Senior Rashad Johnson found it harder to shrug off his failure to crash the same class. He wants to graduate in 4½ years, and he really needed that sociology class, now.

Unlike many crashers who say they choose classes for the times they're offered or for the unit requirements they fulfill, Johnson was actually interested in learning about the subject offered, juvenile delinquency, because he works full time off-campus in a group home for under-age offenders.

He raged in frustration in the hallway of Storm Hall, "That's it, I've had it with this place, I'm ready to drop out of school."


Another's strategy
Although Johnson and more than a dozen other uninvited souls gave up on crashing that class after the first 10 minutes, super-crasher Luter remained glued to her third-row seat, listening attentively to the instructor.
Diehards like her say they stay all the way to mid-terms if they have to. "I know it's mean, but I look at the people sitting next to me and I want them to leave," said Luter, glancing around, assessing the competition because she says there are always slackers. "I keep telling myself I deserve this class. I've worked really hard to get where I am."

As a transfer student from Orange County, Luter carries a 3.45 GPA.

After 16 hours of doing battle and attending six classes on opening day, Luter had revamped her schedule more than a dozen times. She needed a language course but, with no aptitude for foreign languages, she devoted her time toward working on this loophole: If enough years have passed since a student has taken a language, they can start over again.

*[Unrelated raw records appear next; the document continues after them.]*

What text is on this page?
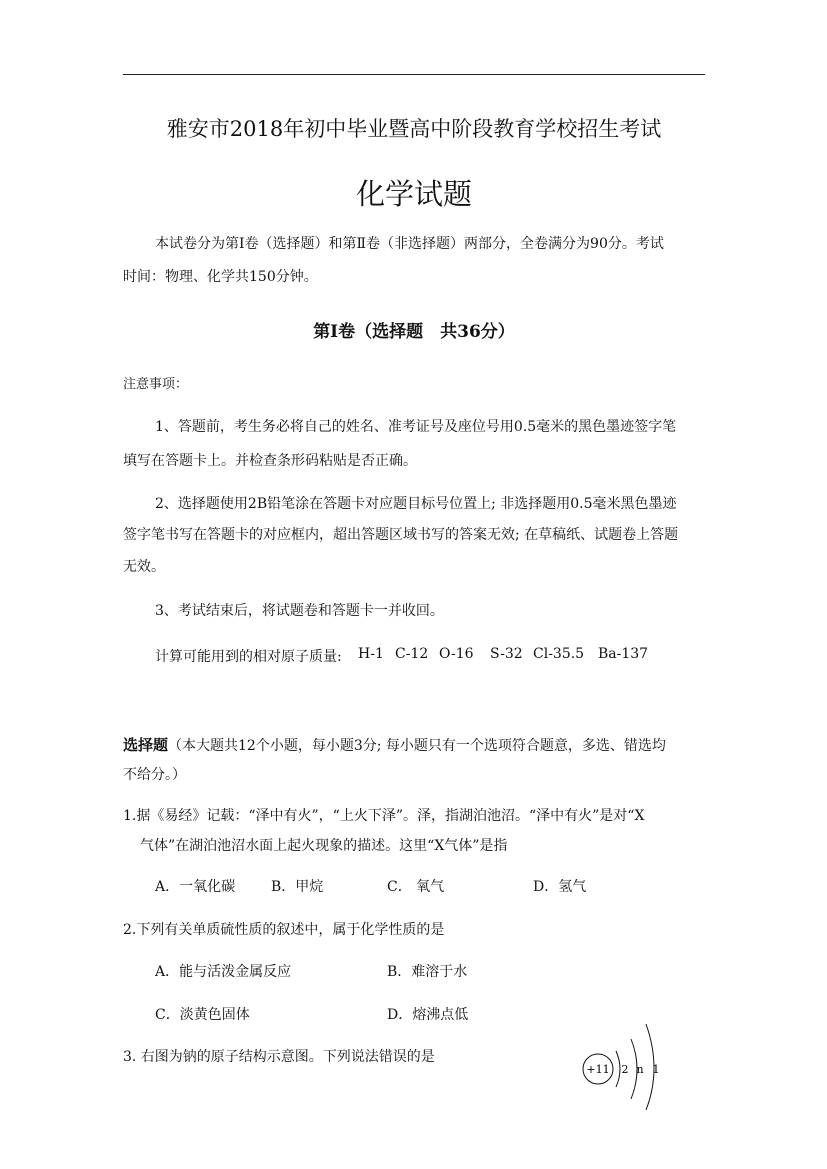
雅安市2018年初中毕业暨高中阶段教育学校招生考试
化学试题
本试卷分为第Ⅰ卷（选择题）和第Ⅱ卷（非选择题）两部分，全卷满分为90分。考试
时间：物理、化学共150分钟。
第Ⅰ卷（选择题　共36分）
注意事项：
1、答题前，考生务必将自己的姓名、准考证号及座位号用0.5毫米的黑色墨迹签字笔
填写在答题卡上。并检查条形码粘贴是否正确。
2、选择题使用2B铅笔涂在答题卡对应题目标号位置上; 非选择题用0.5毫米黑色墨迹
签字笔书写在答题卡的对应框内，超出答题区域书写的答案无效; 在草稿纸、试题卷上答题
无效。
3、考试结束后，将试题卷和答题卡一并收回。
计算可能用到的相对原子质量: H-1 C-12 O-16 S-32 Cl-35.5 Ba-137
选择题（本大题共12个小题，每小题3分; 每小题只有一个选项符合题意，多选、错选均
不给分。）
1.据《易经》记载：“泽中有火”，“上火下泽”。泽，指湖泊池沼。“泽中有火”是对“X
气体”在湖泊池沼水面上起火现象的描述。这里“X气体”是指
A．一氧化碳	B．甲烷	C． 氧气	D．氢气
2.下列有关单质硫性质的叙述中，属于化学性质的是
A．能与活泼金属反应	B．难溶于水
C．淡黄色固体	D．熔沸点低
3. 右图为钠的原子结构示意图。下列说法错误的是
+11 2 n 1
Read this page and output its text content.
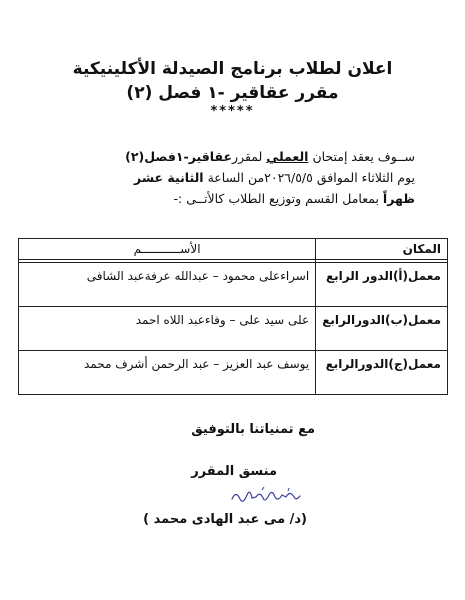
اعلان لطلاب برنامج الصيدلة الأكلينيكية
مقرر عقاقير -١ فصل (٢)
*****
ســوف يعقد إمتحان العملي لمقررعقاقير-١فصل(٢)
يوم الثلاثاء الموافق ٢٠٢٦/٥/٥من الساعة الثانية عشر
ظهراً بمعامل القسم وتوزيع الطلاب كالأتــى :-
المكان	الأســـــــــــم

معمل(أ)الدور الرابع	اسراءعلى محمود – عبدالله عرفةعبد الشافى
معمل(ب)الدورالرابع	على سيد على – وفاءعبد اللاه احمد
معمل(ج)الدورالرابع	يوسف عبد العزيز – عبد الرحمن أشرف محمد
مع تمنياتنا بالتوفيق
منسق المقرر
(د/ مى عبد الهادى محمد )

So, instead of Spanish 4, she signed up for Spanish 1.

Not the Spanish class she had officially registered for because that time conflicted with the sociology course she wanted.

Not the sociology course she had registered for, despite its promising-sounding title, "love, anger and jealousy," but the one she was crashing, the sociology of juvenile delinquency.

If she got into it, that would allow her to switch that advertising class


Well, to follow the strategy of crashing clearly requires a lot of hazelnut lattes and Diet Cokes, which was the only fortification Luter stopped for throughout the day.

Finally after plunking down $240 at the bookstore, she took off her armor. For just a little while, she was just Joanna the kid again.

"We went to Mr. Peabody's, it's this place near campus with really good food. And I had a chef salad, and we split some French fries," she said with a happy sigh. "It always hits the spot."